思い出すのが怖くて、忘れられない一方で思い出を振り返ることをしなかった。
誰が泣くのか?そんなの僕に決まってた。
泣き叫んでも悔やんでも、何一つ納得いかなくて。
でももう、
拒み続けるわけには行かない…
あの日のことを振り返るだけでよかったけど、思い出すと次々出てくる楽しかった頃の記憶。
こんなこと覚えてるなんて、女々しいかな、普通こう言うのって女が覚えてて、男は忘れちゃってるもんだろ…
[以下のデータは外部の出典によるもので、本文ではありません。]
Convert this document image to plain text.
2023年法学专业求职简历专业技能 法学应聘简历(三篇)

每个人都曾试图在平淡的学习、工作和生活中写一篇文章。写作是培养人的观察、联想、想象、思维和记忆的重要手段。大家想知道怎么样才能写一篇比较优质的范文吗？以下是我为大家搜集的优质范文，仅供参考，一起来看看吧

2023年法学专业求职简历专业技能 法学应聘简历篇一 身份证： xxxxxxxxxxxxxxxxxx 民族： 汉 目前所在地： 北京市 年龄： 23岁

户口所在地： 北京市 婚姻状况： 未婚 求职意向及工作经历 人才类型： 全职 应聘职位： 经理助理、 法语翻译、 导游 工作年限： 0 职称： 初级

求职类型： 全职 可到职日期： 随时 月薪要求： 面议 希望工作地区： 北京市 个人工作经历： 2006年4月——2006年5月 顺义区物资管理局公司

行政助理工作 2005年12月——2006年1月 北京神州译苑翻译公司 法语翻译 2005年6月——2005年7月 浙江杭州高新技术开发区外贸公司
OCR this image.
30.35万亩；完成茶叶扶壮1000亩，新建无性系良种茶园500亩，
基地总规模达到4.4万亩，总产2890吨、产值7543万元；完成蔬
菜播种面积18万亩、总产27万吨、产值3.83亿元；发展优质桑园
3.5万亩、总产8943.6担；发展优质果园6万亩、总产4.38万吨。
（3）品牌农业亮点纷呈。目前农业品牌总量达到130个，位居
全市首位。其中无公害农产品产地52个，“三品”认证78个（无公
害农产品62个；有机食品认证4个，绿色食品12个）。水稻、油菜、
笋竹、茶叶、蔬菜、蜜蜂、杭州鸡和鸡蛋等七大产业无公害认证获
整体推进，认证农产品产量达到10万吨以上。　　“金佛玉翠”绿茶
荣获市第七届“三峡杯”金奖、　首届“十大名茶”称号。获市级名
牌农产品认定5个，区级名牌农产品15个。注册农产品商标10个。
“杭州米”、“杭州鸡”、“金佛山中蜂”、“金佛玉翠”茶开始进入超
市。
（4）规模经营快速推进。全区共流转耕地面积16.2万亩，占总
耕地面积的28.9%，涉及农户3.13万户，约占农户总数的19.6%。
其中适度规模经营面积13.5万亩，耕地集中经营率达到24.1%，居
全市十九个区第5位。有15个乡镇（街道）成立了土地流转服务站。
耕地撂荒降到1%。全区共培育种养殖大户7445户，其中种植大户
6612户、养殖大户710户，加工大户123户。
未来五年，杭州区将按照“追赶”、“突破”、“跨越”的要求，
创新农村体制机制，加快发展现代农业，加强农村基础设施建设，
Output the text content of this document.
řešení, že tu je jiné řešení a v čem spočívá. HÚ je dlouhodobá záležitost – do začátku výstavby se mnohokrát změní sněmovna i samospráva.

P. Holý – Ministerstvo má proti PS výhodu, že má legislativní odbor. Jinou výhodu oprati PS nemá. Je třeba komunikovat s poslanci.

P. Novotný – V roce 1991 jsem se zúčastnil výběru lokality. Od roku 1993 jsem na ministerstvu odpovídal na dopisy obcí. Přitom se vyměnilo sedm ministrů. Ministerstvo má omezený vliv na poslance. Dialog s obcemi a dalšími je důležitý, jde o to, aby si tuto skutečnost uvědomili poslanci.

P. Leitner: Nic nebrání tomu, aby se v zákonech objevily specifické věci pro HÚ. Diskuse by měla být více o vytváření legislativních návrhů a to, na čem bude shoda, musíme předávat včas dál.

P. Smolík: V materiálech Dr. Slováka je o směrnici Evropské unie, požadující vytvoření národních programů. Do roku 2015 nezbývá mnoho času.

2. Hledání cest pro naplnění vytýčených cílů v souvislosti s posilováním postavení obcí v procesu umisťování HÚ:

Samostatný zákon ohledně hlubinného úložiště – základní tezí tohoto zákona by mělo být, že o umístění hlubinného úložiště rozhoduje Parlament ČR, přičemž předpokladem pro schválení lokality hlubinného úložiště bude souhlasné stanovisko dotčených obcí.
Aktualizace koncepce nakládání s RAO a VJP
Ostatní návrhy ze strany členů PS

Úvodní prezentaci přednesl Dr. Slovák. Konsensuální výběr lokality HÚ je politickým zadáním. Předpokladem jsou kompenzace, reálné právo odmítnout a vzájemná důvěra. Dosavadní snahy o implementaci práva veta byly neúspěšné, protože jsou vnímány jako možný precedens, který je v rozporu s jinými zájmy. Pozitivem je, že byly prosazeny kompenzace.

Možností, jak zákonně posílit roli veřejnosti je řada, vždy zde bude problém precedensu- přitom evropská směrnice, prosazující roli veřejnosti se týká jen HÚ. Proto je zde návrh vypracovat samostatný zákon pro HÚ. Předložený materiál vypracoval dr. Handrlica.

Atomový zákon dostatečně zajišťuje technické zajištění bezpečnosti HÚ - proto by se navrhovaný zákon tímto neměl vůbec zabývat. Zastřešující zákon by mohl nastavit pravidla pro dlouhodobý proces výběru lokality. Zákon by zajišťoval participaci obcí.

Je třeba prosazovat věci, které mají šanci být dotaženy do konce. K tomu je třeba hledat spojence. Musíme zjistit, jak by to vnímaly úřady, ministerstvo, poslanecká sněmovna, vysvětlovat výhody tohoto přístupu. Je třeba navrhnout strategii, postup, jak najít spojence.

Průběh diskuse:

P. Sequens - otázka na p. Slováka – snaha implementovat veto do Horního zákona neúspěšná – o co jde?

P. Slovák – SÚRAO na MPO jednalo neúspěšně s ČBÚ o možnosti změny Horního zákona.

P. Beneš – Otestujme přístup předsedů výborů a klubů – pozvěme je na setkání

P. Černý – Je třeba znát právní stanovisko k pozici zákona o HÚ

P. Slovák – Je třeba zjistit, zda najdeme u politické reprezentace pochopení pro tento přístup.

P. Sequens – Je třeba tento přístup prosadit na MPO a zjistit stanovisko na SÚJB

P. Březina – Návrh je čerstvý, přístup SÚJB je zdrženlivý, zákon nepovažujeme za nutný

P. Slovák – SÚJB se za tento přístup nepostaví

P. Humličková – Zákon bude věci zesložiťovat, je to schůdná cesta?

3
秋の終りに、帰る時間が同じで二人で帰った日、さすがにもう冬も近くて、自称冷え性の央は手が真っ赤で。見てて痛々しかったから、ポケットの中で手を繋いだ。それが、初めて手を繋いだとき。
「へ?…!びっくりした…」
「冷てー!手袋ぐらいはけよ!?」
「まだ冬物出してなくて…(苦笑)」
「ったく…」
「…でも、」
「?」
「手繋げるなら忘れてもいっかなぁ…なんて。あはははは!」
「バーカ(笑)」
「ヒドーイ(笑)」
結局冬の間は央は手袋を持ってこなくて、手を繋いで帰ったのをよく覚えてる。
感傷に浸ってから、本来の目的に気付いた。
あの日、央がどうしていたかはわからない。
聞いた話によれば、一時に病室を出たらしい。
その後四時過ぎぐらいに飛び下りるのを目撃されている。向かうなら二時ごろか…
第一何時間あちらにいれるかわからない。
伝えたいことが沢山ある。
ぼんやり、あの日は雨が降っていたから、傘がいるかな、なんて考えたりしていた。